Worth noting that we have trended down on our traitstone percentage since the first three weeks (sitting under a 30% average finally), and the post-patch and pre patch samples are within each other’s margin of error when using a 95% confidence interval (about 17.5~21.5% at 95% CI prepatch and between about 20~39.5% at 95% CI… we don’t have a great sample size post patch, but if they are “the same” then it is far more likely that we collectively have “bad luck” now compared to us collectively having “good luck” when taking the earlier samples).

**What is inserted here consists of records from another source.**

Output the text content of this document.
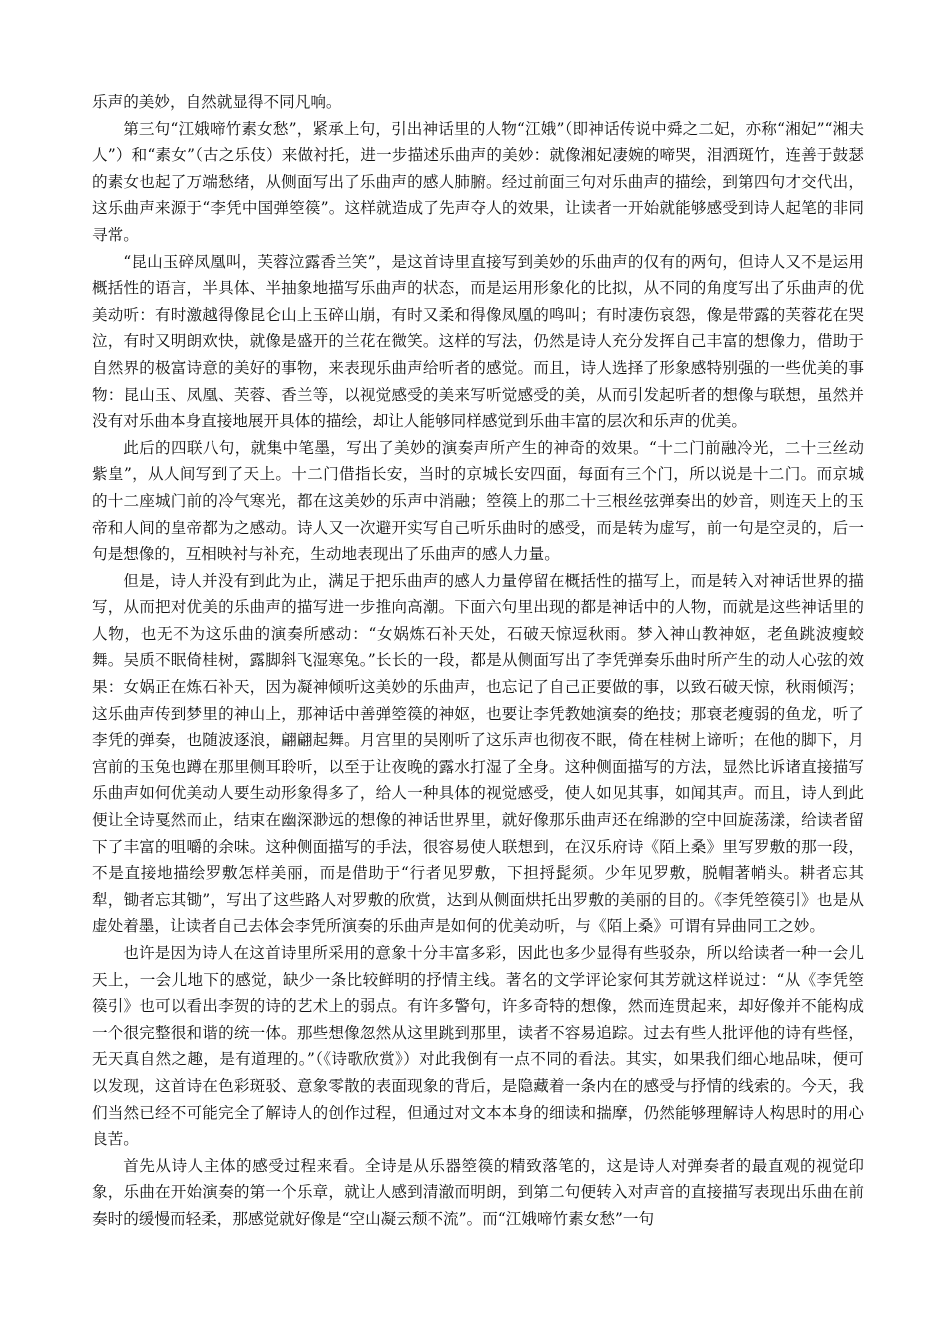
乐声的美妙，自然就显得不同凡响。

第三句“江娥啼竹素女愁”，紧承上句，引出神话里的人物“江娥”（即神话传说中舜之二妃，亦称“湘妃”“湘夫人”）和“素女”（古之乐伎）来做衬托，进一步描述乐曲声的美妙：就像湘妃凄婉的啼哭，泪洒斑竹，连善于鼓瑟的素女也起了万端愁绪，从侧面写出了乐曲声的感人肺腑。经过前面三句对乐曲声的描绘，到第四句才交代出，这乐曲声来源于“李凭中国弹箜篌”。这样就造成了先声夺人的效果，让读者一开始就能够感受到诗人起笔的非同寻常。

“昆山玉碎凤凰叫，芙蓉泣露香兰笑”，是这首诗里直接写到美妙的乐曲声的仅有的两句，但诗人又不是运用概括性的语言，半具体、半抽象地描写乐曲声的状态，而是运用形象化的比拟，从不同的角度写出了乐曲声的优美动听：有时激越得像昆仑山上玉碎山崩，有时又柔和得像凤凰的鸣叫；有时凄伤哀怨，像是带露的芙蓉花在哭泣，有时又明朗欢快，就像是盛开的兰花在微笑。这样的写法，仍然是诗人充分发挥自己丰富的想像力，借助于自然界的极富诗意的美好的事物，来表现乐曲声给听者的感觉。而且，诗人选择了形象感特别强的一些优美的事物：昆山玉、凤凰、芙蓉、香兰等，以视觉感受的美来写听觉感受的美，从而引发起听者的想像与联想，虽然并没有对乐曲本身直接地展开具体的描绘，却让人能够同样感觉到乐曲丰富的层次和乐声的优美。

此后的四联八句，就集中笔墨，写出了美妙的演奏声所产生的神奇的效果。“十二门前融冷光，二十三丝动紫皇”，从人间写到了天上。十二门借指长安，当时的京城长安四面，每面有三个门，所以说是十二门。而京城的十二座城门前的冷气寒光，都在这美妙的乐声中消融；箜篌上的那二十三根丝弦弹奏出的妙音，则连天上的玉帝和人间的皇帝都为之感动。诗人又一次避开实写自己听乐曲时的感受，而是转为虚写，前一句是空灵的，后一句是想像的，互相映衬与补充，生动地表现出了乐曲声的感人力量。

但是，诗人并没有到此为止，满足于把乐曲声的感人力量停留在概括性的描写上，而是转入对神话世界的描写，从而把对优美的乐曲声的描写进一步推向高潮。下面六句里出现的都是神话中的人物，而就是这些神话里的人物，也无不为这乐曲的演奏所感动：“女娲炼石补天处，石破天惊逗秋雨。梦入神山教神妪，老鱼跳波瘦蛟舞。吴质不眠倚桂树，露脚斜飞湿寒兔。”长长的一段，都是从侧面写出了李凭弹奏乐曲时所产生的动人心弦的效果：女娲正在炼石补天，因为凝神倾听这美妙的乐曲声，也忘记了自己正要做的事，以致石破天惊，秋雨倾泻；这乐曲声传到梦里的神山上，那神话中善弹箜篌的神妪，也要让李凭教她演奏的绝技；那衰老瘦弱的鱼龙，听了李凭的弹奏，也随波逐浪，翩翩起舞。月宫里的吴刚听了这乐声也彻夜不眠，倚在桂树上谛听；在他的脚下，月宫前的玉兔也蹲在那里侧耳聆听，以至于让夜晚的露水打湿了全身。这种侧面描写的方法，显然比诉诸直接描写乐曲声如何优美动人要生动形象得多了，给人一种具体的视觉感受，使人如见其事，如闻其声。而且，诗人到此便让全诗戛然而止，结束在幽深渺远的想像的神话世界里，就好像那乐曲声还在绵渺的空中回旋荡漾，给读者留下了丰富的咀嚼的余味。这种侧面描写的手法，很容易使人联想到，在汉乐府诗《陌上桑》里写罗敷的那一段，不是直接地描绘罗敷怎样美丽，而是借助于“行者见罗敷，下担捋髭须。少年见罗敷，脱帽著帩头。耕者忘其犁，锄者忘其锄”，写出了这些路人对罗敷的欣赏，达到从侧面烘托出罗敷的美丽的目的。《李凭箜篌引》也是从虚处着墨，让读者自己去体会李凭所演奏的乐曲声是如何的优美动听，与《陌上桑》可谓有异曲同工之妙。

也许是因为诗人在这首诗里所采用的意象十分丰富多彩，因此也多少显得有些驳杂，所以给读者一种一会儿天上，一会儿地下的感觉，缺少一条比较鲜明的抒情主线。著名的文学评论家何其芳就这样说过：“从《李凭箜篌引》也可以看出李贺的诗的艺术上的弱点。有许多警句，许多奇特的想像，然而连贯起来，却好像并不能构成一个很完整很和谐的统一体。那些想像忽然从这里跳到那里，读者不容易追踪。过去有些人批评他的诗有些怪，无天真自然之趣，是有道理的。”（《诗歌欣赏》）对此我倒有一点不同的看法。其实，如果我们细心地品味，便可以发现，这首诗在色彩斑驳、意象零散的表面现象的背后，是隐藏着一条内在的感受与抒情的线索的。今天，我们当然已经不可能完全了解诗人的创作过程，但通过对文本本身的细读和揣摩，仍然能够理解诗人构思时的用心良苦。

首先从诗人主体的感受过程来看。全诗是从乐器箜篌的精致落笔的，这是诗人对弹奏者的最直观的视觉印象，乐曲在开始演奏的第一个乐章，就让人感到清澈而明朗，到第二句便转入对声音的直接描写表现出乐曲在前奏时的缓慢而轻柔，那感觉就好像是“空山凝云颓不流”。而“江娥啼竹素女愁”一句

However, I’m a bit concerned at this comment:
We are dealing with supposedly random and supposedly independent events, right? Speaking, at least, to any given day of adventure board rolls, since repeats of the same task within a day have never been shown. In these cases, the accuracy of the sample should in no way be affected by the size of the data not sampled but estimated by the size of the sample itself. Sure, you’d have more accurate data if you took more samples, but if you sampled say, 100 adventure board pulls and only 100 pulls had ever been done versus sampling 598 when 800,000 had been done, you’d be more likely to have an accurate estimate of the rates of tasks supposed to be appearing on the adventure board with the latter. Again, assuming independent and random.

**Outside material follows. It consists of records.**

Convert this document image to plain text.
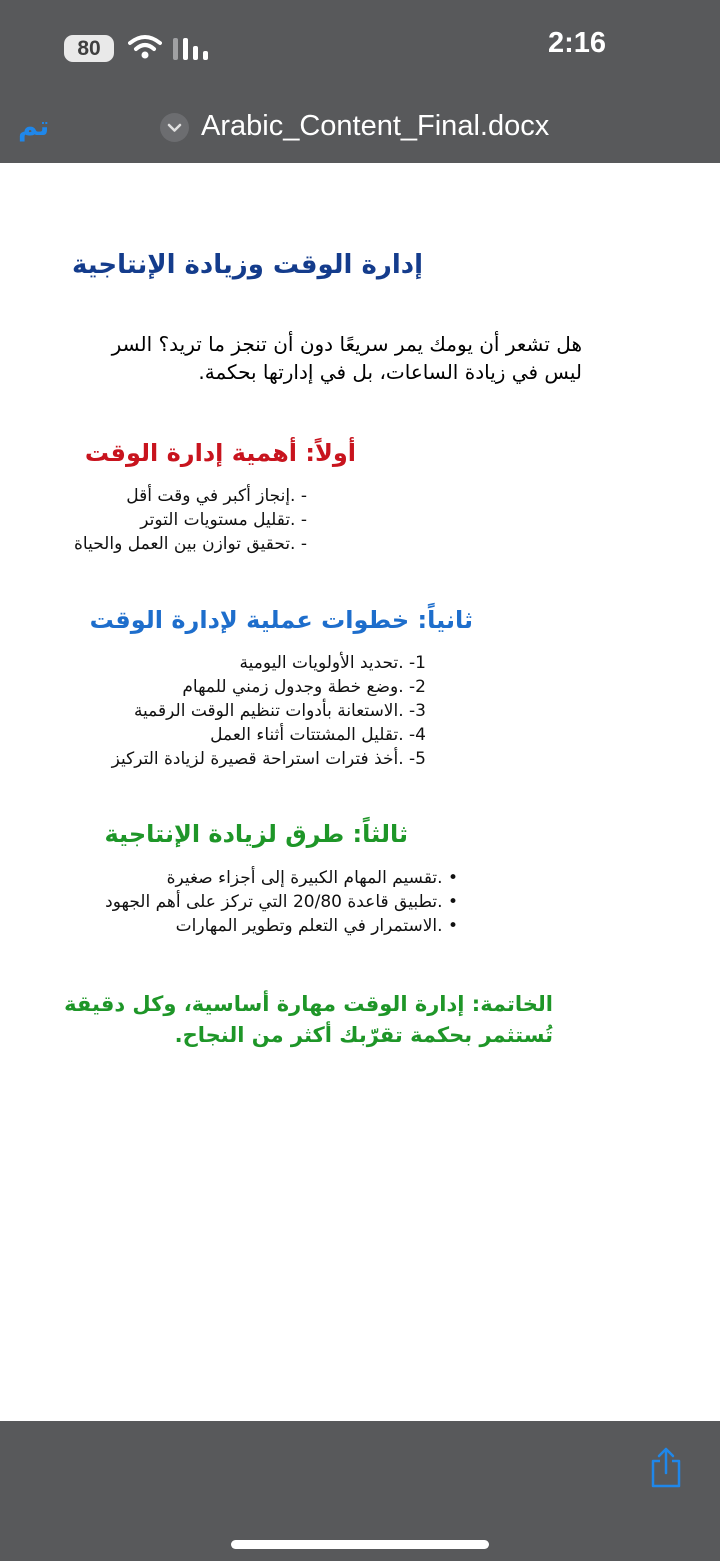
80	2:16
تم	Arabic_Content_Final.docx
إدارة الوقت وزيادة الإنتاجية
هل تشعر أن يومك يمر سريعًا دون أن تنجز ما تريد؟ السر
ليس في زيادة الساعات، بل في إدارتها بحكمة.
أولاً: أهمية إدارة الوقت
- .إنجاز أكبر في وقت أقل
- .تقليل مستويات التوتر
- .تحقيق توازن بين العمل والحياة
ثانياً: خطوات عملية لإدارة الوقت
1- .تحديد الأولويات اليومية
2- .وضع خطة وجدول زمني للمهام
3- .الاستعانة بأدوات تنظيم الوقت الرقمية
4- .تقليل المشتتات أثناء العمل
5- .أخذ فترات استراحة قصيرة لزيادة التركيز
ثالثاً: طرق لزيادة الإنتاجية
• .تقسيم المهام الكبيرة إلى أجزاء صغيرة
• .تطبيق قاعدة 20/80 التي تركز على أهم الجهود
• .الاستمرار في التعلم وتطوير المهارات
الخاتمة: إدارة الوقت مهارة أساسية، وكل دقيقة
تُستثمر بحكمة تقرّبك أكثر من النجاح.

So, at the moment, our traitstone rates are still indistinguishable from “bad luck” with a degree of certainty… just barely. But also worth noting that while sampling will never be “definitive” it can still be used to say things about a much larger data set. And right now it is saying “maaaaybe something changed here”.
If you are just saying “trust us, its correct, and it hasn’t changed”… I’ll be blunt, but that has been said before when it wasn’t true, and each time it happens becomes a little harder to just accept it when there is any evidence to the contrary. And I know you guys are busy, and I know a lot of threads about something being “wrong with the RNG” are a combination of cognitive biases and misunderstandings with no hard data attached, but being presented with actual evidence something might be off and then getting it summarily marked “not a bug” without even checking with the dev(s) that configured the numbers really makes me wonder why bother reporting anything that needs this much effort just to get blown off without so much as “we will keep an eye on it”.
So, work with us here, maybe you don’t want to bother the team with this yet (even though its been almost a full patch cycle and it will probably be two more before we get a low enough margin of error on the post-patch samples that shows if the samples converge or diverge, and thats if the ABs aren’t just changed in that time) what level does this have to rise to for it to be checked out by someone in the know?